Currency volatility, pricing hit Illovo earnings

25th May 2015 By: Natalie Greve - Creamer Media Contributing Editor Online

Currency volatility, pricing hit Illovo earnings

Declining global and European Union (EU) market sugar pricing, currency volatility and the impact of poor weather on the South African cane crop have dented sugar producer Illovo’s profitability, narrowing operating profit for the year ended March 31 by 12.3% to R1.65-billion and narrowing headline earnings by 7.7% to 179c apiece.

The group outlined in a preliminary results statement on Monday that a strong domestic market was unable to offset world sugar prices and currency headwinds, which affected yearly earnings.

“Market conditions have not been easy over the last year…and adverse weather conditions in South Africa also resulted in considerable cane yield losses. Notwithstanding these factors, we continue to move forward on a number of fronts to reposition the business,” commented MD Gavin Dalgleish.

He added that the company had, however, realised gains from the full-year
benefits of the new distillery in Tanzania, growing proceeds from electrical cogeneration in Swaziland, higher ethanol exports from South Africa and meaningful cost reduction from the group’s continuous improvement initiatives.

“We also benefited from better pricing in domestic and some regional markets and improved market regulation in South Africa and Tanzania,” he said.

By country, 38% of the group’s operating profits emerged from Malawi, while Zambia contributed 35%, South Africa 13%, Tanzania 9%, Swaziland 4% and Mozambique 1%.
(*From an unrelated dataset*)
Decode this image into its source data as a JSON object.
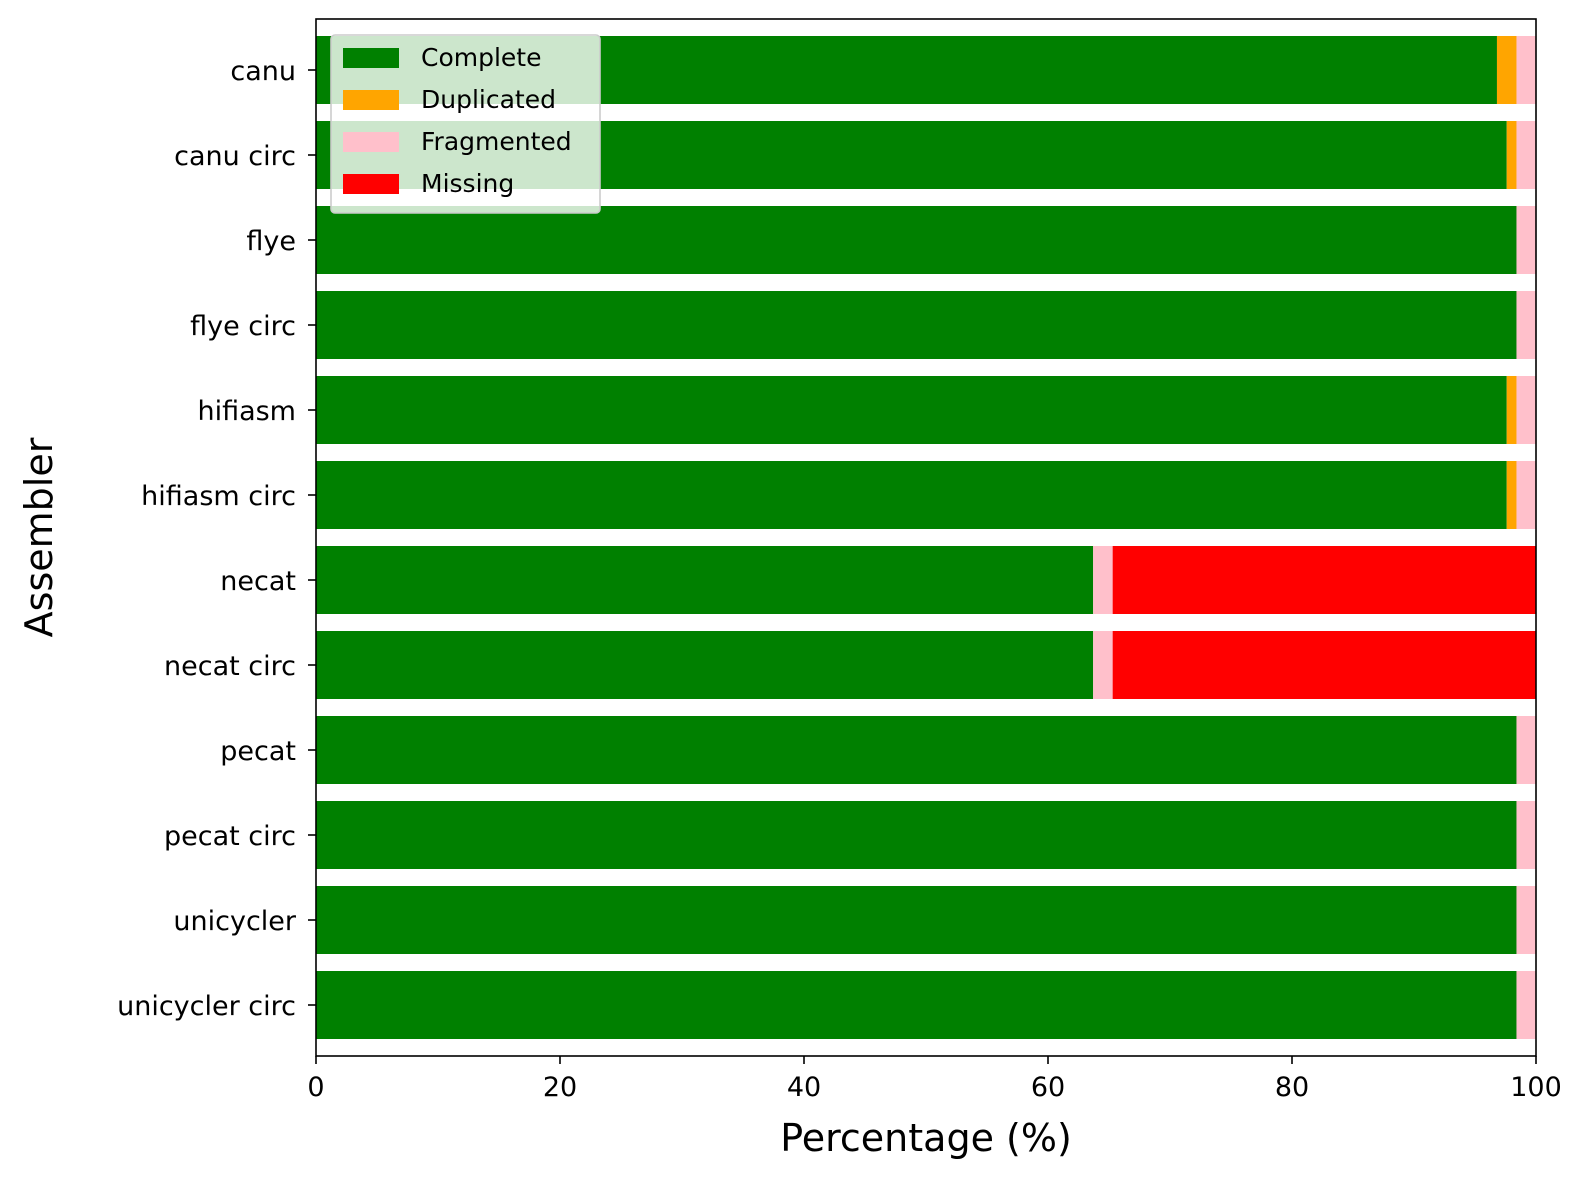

Sugar production contributed 71% of Illovo’s operating profit, while cane growing contributed 13% and downstream activities 16%.

SUGAR PRODUCTION
Sugar production for the year of 1.76-million tons was affected by the drought and winter frost in South Africa, but remained “reasonably close” to 2014’s 1.83-million tons, with the benefit of record sugar production in Zambia, Mozambique and at the Dwangwa mill, in Malawi, and a strong performance improvement in Tanzania.

“This achievement once again underscores the value of the geographic spread of the group’s largely irrigated cane growing outside of South Africa and sugar milling assets in mitigating climate risks,” Dalgleish held.

Consistent milling operations in Tanzania supported the “strong” output of potable alcohol at Illovo’s Kilombero distillery, exceeding the first full-year investment case assumptions.

Increased proceeds from electrical cogeneration in Swaziland and record ethanol production at South Africa’s Merebank and Glendale distilleries supported the downstream performance, impacted only by the lower drought-affected furfural production at the Sezela sugar and downstream plant.

Dalgleish added that the group’s commercial and trade advocacy teams continued to make “sound” progress in growing domestic, regional and niche markets ahead of the EU market reform in 2017.

Bulk raw exports to the EU reduced by 73 000 t compared with the previous year, while speciality sugar exports to the EU continued to deliver a premium to regional markets.

Regional sales increased by 42 000 t, with strong demand growth, particularly in
Zambia.

Meanwhile, the introduction of an effective dollar-based reference price import duty in South Africa reduced sugar imports from 462 000 t in the 2013/14 season to 137 000 t in 2014/15, impacting positively on local industry sales.

In Tanzania, Illovo outlined that the political recognition of the long-term damage to the domestic economy of illegal sugar imports and the emerging measures to control these trade flows resulted in a significant recovery in domestic sales volumes.

In Malawi, the strong kwacha, high interest rates and little or no economic growth, saw domestic demand under “significant” pressure.

PROSPECTS
Dalgleish reiterated that a key principle of Illovo’s strategy was to diversify its product mix to offset the cyclicality in its business caused by unfavourable weather conditions, world market-influenced sugar pricing and currency
fluctuation.

Initiatives, including the Zambian refinery expansion and product alignment project announced during the year, to shift the group sugar export sales mix away from the EU, were progressing well and two further downstream investment projects were under review, he said.

“As part of our drive for greater operational efficiencies, structural cost reduction programmes will continue to build on the good results achieved by the group-wide continuous improvement programme during the year.

“However, the already-challenging market conditions are expected to become more difficult in the year ahead,” he cautioned.

Proceeds from EU sales were expected to fall owing to the impact of a weaker euro and the recent depreciation in the Brazilian real against the dollar, which had provided an export incentive to Brazil’s sugar producers.

Illovo’s sugar production for the 2015/16 season was expected to be marginally lower than the prior year, owing mainly to the continuing effect of drought and frost in South Africa.

The consistent ongoing growth in global and African demand  – around 2% and 3% respectively – could, however, signal improved longer-term prospects, Dalgleish said.